Lebanon’s overvalued exchange rate acts as a tax on exports, subsidises imports and worsens the large current account deficit. To support the overvalued peg, Banque du Liban has borrowed massively from the domestic banks creating a domestic liquidity squeeze, and kept interest rates high to attract capital inflows and remittances. These policies have crowded out the private sector, depressed economic growth and increased the cost of public borrowing, aggravating the budget deficit and increasing debt levels. Lebanon needs to change its monetary policy and move to a managed flexible exchange rate regime. This starts with admitting the failure of the pegged regime and recognising the de facto devalued parallel market rate.

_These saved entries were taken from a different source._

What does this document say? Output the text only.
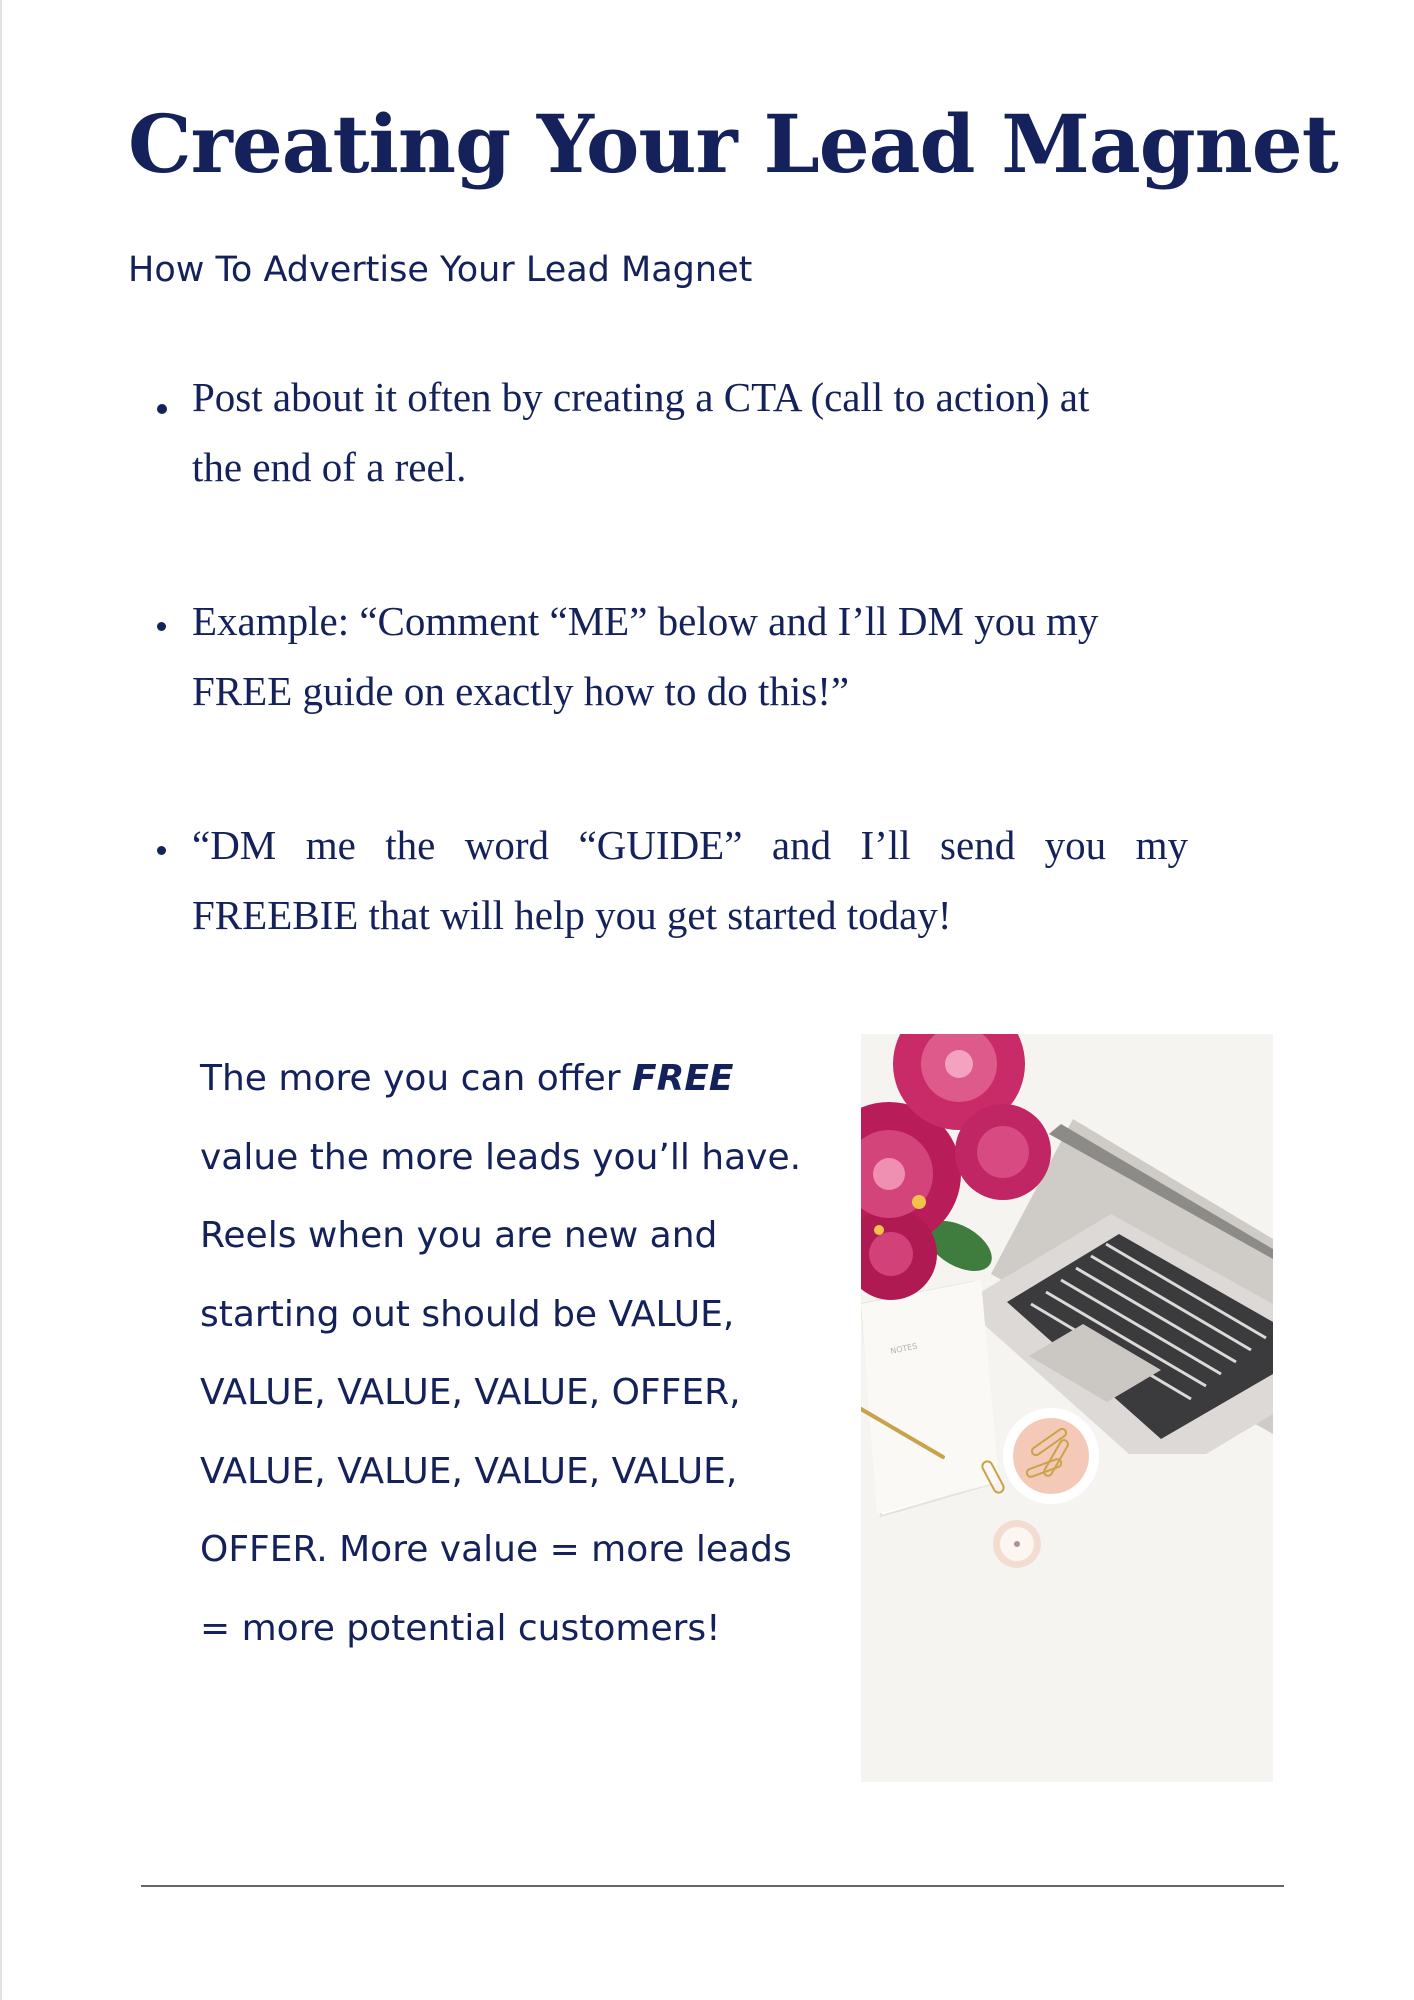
Creating Your Lead Magnet
How To Advertise Your Lead Magnet
Post about it often by creating a CTA (call to action) at
the end of a reel.
Example: “Comment “ME” below and I’ll DM you my
FREE guide on exactly how to do this!”
“DM me the word “GUIDE” and I’ll send you my
FREEBIE that will help you get started today!

The more you can offer FREE value the more leads you’ll have. Reels when you are new and starting out should be VALUE, VALUE, VALUE, VALUE, OFFER, VALUE, VALUE, VALUE, VALUE, OFFER. More value = more leads = more potential customers!

NOTES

6. Enter into an IMF programme

To underpin the deep reforms, Lebanon will require an Economic Stabilisation and Liquidity Fund, of some $20bn to $25bn, as part of a Paris V reform framework. To be credible, the policy framework should be an IMF programme, with requisite policy conditions, in order to attract multilateral funding from international financial institutions and CEDRE participants, including the EU and the GCC countries. Importantly, the programme should include a targeted Social Safety Net (via cash transfers, unemployment insurance and other methods) to provide support during the reform process and aim at lowering inequality and reducing poverty in the medium term.
The ongoing October 17 protests and revolt are a historical opportunity for Lebanon to undertake deep political and economic reforms to avoid a lost decade of economic depression, social misery, growing poverty and massive migration. The livelihood of several generations is at stake. It is time to build a Third Republic.